Because as long as there's a lien on your car, the bank that owns it wants to make sure it's thoroughly insured until it's paid for. Their insurance is mandatory and usually much more comprehensive (and expensive).
If you're not 100% sure that you'll be able to comfortably pay that $350 each month for the remaining 3 years then pay it off now. Otherwise keep the loan.
I see, and I hope I'm not coming off as patronizing or anything; however, what happens at the end of the 6 years if you fail to pay everything back? From my understanding of 0% interest loans (which I'm not a particularly financially savy person), if it's not paid back by the end of that time (6 years in this case) you'll most likely receive huge penalties. Not only to your credit score, but also to your wallet since you'll probably be required to pay back much more at that point. Maybe you don't make regular monthly payments, and there are no immediate penalties, but at the end of those 6 years you'll still owe what's left. I'd rather make a bunch of $350 payments than one $12.5k payment. Unless you could afford that, I just don't think most people can ¯\_(ツ)_/¯
I just think staying in your current payment plan would be best. No matter what, you'd have saved at least $350 for your car each month, you might as well just pay it as it goes. Don't pay it of too early it anything, but do what you can to reach that end goal.

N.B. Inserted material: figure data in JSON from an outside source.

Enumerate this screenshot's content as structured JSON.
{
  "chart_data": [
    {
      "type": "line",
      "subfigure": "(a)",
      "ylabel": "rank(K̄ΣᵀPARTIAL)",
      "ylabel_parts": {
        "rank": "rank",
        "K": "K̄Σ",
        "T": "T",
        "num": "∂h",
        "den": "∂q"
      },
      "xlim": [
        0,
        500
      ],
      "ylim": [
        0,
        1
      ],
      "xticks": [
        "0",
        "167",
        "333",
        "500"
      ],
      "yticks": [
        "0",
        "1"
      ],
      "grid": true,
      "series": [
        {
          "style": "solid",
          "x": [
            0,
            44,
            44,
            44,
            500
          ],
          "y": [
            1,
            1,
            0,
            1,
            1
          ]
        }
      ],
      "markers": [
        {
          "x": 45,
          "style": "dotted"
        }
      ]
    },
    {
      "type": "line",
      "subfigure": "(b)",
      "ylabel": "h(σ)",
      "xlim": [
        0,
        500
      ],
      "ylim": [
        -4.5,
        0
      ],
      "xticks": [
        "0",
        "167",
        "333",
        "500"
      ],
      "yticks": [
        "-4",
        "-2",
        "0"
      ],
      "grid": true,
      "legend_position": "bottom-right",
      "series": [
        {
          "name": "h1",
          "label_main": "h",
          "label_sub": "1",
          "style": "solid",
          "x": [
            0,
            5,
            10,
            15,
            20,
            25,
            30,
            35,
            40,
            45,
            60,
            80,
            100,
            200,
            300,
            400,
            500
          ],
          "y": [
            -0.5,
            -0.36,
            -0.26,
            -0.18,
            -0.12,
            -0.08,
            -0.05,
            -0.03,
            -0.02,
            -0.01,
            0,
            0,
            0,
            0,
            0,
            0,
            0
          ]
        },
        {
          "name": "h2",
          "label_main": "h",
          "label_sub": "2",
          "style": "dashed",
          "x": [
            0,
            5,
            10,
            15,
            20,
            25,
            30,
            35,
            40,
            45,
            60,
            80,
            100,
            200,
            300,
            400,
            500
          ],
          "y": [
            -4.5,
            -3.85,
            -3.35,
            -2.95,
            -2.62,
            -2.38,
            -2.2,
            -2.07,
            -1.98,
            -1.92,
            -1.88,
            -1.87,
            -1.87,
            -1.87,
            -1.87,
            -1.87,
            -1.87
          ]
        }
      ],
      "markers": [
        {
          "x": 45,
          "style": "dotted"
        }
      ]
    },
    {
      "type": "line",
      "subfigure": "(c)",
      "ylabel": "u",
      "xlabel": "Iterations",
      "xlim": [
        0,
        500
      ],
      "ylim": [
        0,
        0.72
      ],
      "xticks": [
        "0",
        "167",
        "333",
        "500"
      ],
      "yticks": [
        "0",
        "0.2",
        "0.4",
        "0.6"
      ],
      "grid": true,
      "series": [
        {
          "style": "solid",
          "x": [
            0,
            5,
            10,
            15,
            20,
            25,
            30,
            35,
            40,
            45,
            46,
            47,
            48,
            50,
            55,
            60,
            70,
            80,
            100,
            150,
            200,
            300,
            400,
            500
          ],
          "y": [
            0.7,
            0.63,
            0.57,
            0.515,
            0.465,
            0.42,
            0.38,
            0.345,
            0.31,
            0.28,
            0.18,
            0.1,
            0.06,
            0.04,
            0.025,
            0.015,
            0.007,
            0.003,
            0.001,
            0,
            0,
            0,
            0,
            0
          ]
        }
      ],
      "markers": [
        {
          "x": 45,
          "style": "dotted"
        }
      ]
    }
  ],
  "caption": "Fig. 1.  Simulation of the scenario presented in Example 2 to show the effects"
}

I could be wrong, but I doubt a car dealership would give out an untimed, pay whenever you want loan to somebody. Most dealers are out to make money and giving somebody a loan like that wouldn't do them any favors. Even if you have good credit.
I mean think about how much money that 12.5k could generate for you, especially since you're not paying to use the car manufacturers money. The interest rate is the cost to borrow the money.... you're getting it for free. Put the money...we'll ask a fiduciary they have to give you good advice not based on a commission or profit.